The fifth series of Love Island began airing on 3 June 2019 on ITV2, and concluded on 29 July 2019. Caroline Flack presented the series, while Iain Stirling narrated it. It is the fifth from the current revived series, but seventh overall. Singer Craig David made a cameo appearance at a Ministry of Sound pool party as a DJ performing his new single "When You Know What Love Is".

On 29 July 2019, the series was won by Amber Gill and Greg O'Shea having received 48.82% of the final vote. Molly-Mae Hague and Tommy Fury finished as runners-up.

Series five is the highest-rated series ever; with a series average of 5.61 million viewers, up 1.65 million on the previous 2018 series.

Production
During the final of the previous series on 30 July 2018, it was confirmed that Love Island would return for a fifth series due to air the following year. The first 10-second trailer for the series was released on 20 May 2019, featuring "#DayDotIsComing" and confirming the new start date. This was the first series not to feature "Love Island: The Weekly Hotlist" which previously aired on a Saturday featuring highlights from that week. Instead, it was replaced by "Love Island: Unseen Bits".

On 22 May 2019, ITV released a statement which outlined the duty of care processes ahead of series following the suicides of former contestants Sophie Gradon and Mike Thalassitis. It highlights the care offered before, during and after the series for each of the contestants. The programme announced that they will offer counselling to all contestants in hopes of preventing further incidents that regard the mental welfare of contestants.

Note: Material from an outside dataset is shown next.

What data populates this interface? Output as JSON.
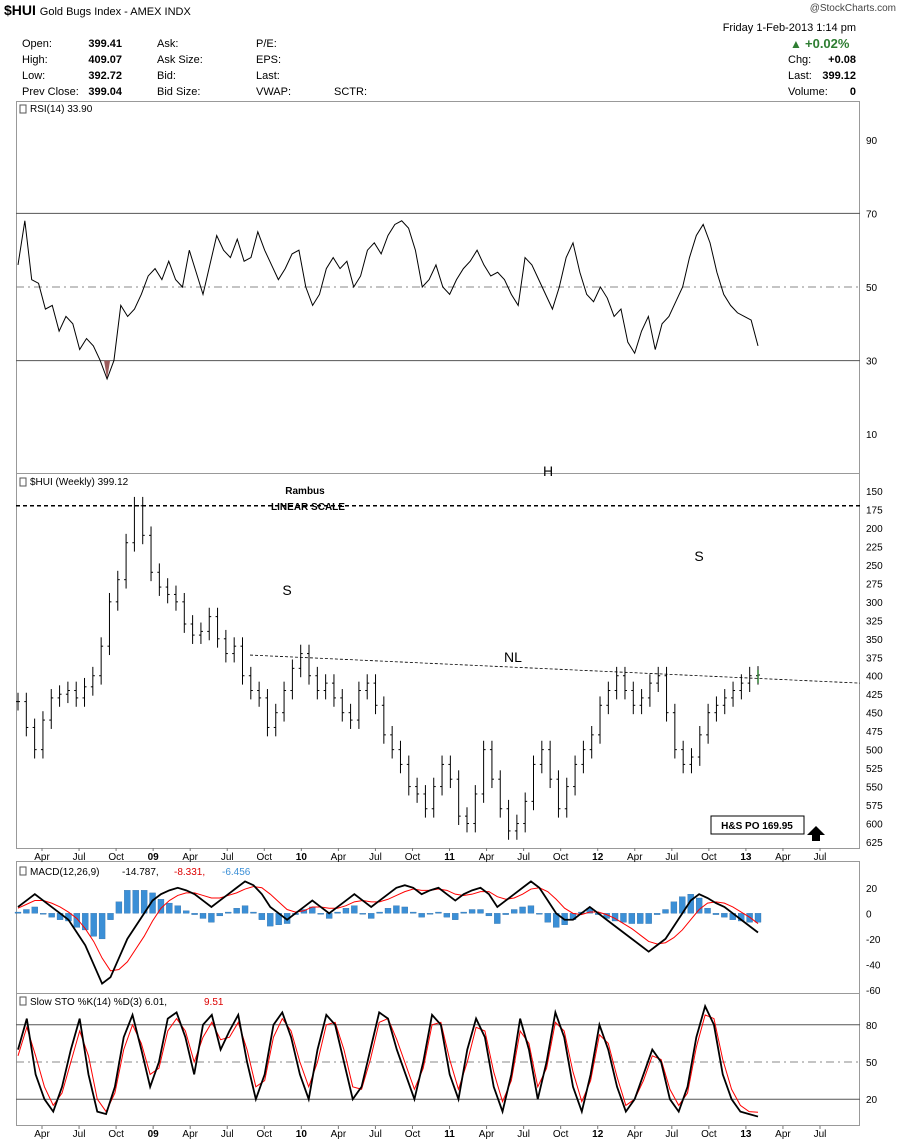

In December, it was announced that Caroline Flack would not return. This series marked the last since its revival in 2015 to be hosted by Flack.

Islanders
The Islanders for the fifth series were released on 27 May 2019, just one week before the launch. However, throughout the series, more islanders entered the villa to find love. On 11 June 2019, it was announced that Sherif Lanre had been removed from the villa due to "breaking villa rules". Lanre later said, "I feel that the people in charge of the show have an unconscious bias around the regulations for boys and girls, and maybe different races.” On 9 July 2019, it was announced that Amy Hart decided to leave the villa due to "personal reasons". After being dumped by "half boyfriend" Curtis, she said she knew she could not find love again while in the villa.  The series was won by Amber Gill and Greg O'Shea having received 48.82% of the final vote.

Coupling
The first couples were chosen shortly after the contestants entered the villa. After all of the girls entered, the boys were asked to choose a girl to pair up with. Anton was paired with Amy, Callum with Amber, Joe and Lucie paired up, Michael and Yewande coupled up, and Sherif paired up with Anna. Curtis and Tommy then entered the villa and were told they would be stealing a girl each the following day.

Notes

 : Curtis and Tommy arrived after the coupling on Day 1, but were told they would be able to steal girls for themselves on Day 2. Curtis chose Amy, and Tommy picked Lucie.
 : Original Islanders were only given the option to remain in their current couple, or re-couple with one of the new Islanders.

Weekly summary
The main events in the Love Island villa are summarised in the table below.

Ratings
Official ratings are taken from BARB and include ITV2 +1. For the first time, catch-up service totals are added to the official ratings. Because the Saturday episodes are weekly catch-up episodes rather than nightly highlights, these are not included in the overall averages.

Controversies
After the announcement by ITV that The Jeremy Kyle Show had been cancelled following the suicide of guest Steve Dymond, there were calls for Love Island to be cancelled as well. The reasoning behind this being the suicides of former contestants, Sophie Gradon and Mike Thalassitis, as well as the show's negative portrayal of body image.

Some of the contestants, including Tommy Fury and Maura Higgins, have been criticised for their use of offensive language on their past social media posts. Higgins has also been denounced by viewers for making unwanted sexual advances toward Fury, including the use of the term 'fanny flutters'. Regulator Ofcom received 486 complaints regarding the unwanted sexual advances made by Higgins toward Fury. A further 302 complaints were made to Ofcom about Lucie Donlan's treatment from other contestants including partner Joe Garratt and fellow islander Amy Hart after signs of gaslighting and bullying being reported respectively. A total of 1,215 complaints to Ofcom were submitted between 14 and 18 June.

Sherif Lanre's removal
On 11 June 2019, it was announced that contestant Sherif Lanre had been removed from the villa due to "breaking the rules" however no further explanation was given, and his exit was not shown on screen. It was since speculated that the producers were trying to keep details of his removal under wraps to avoid further scandal.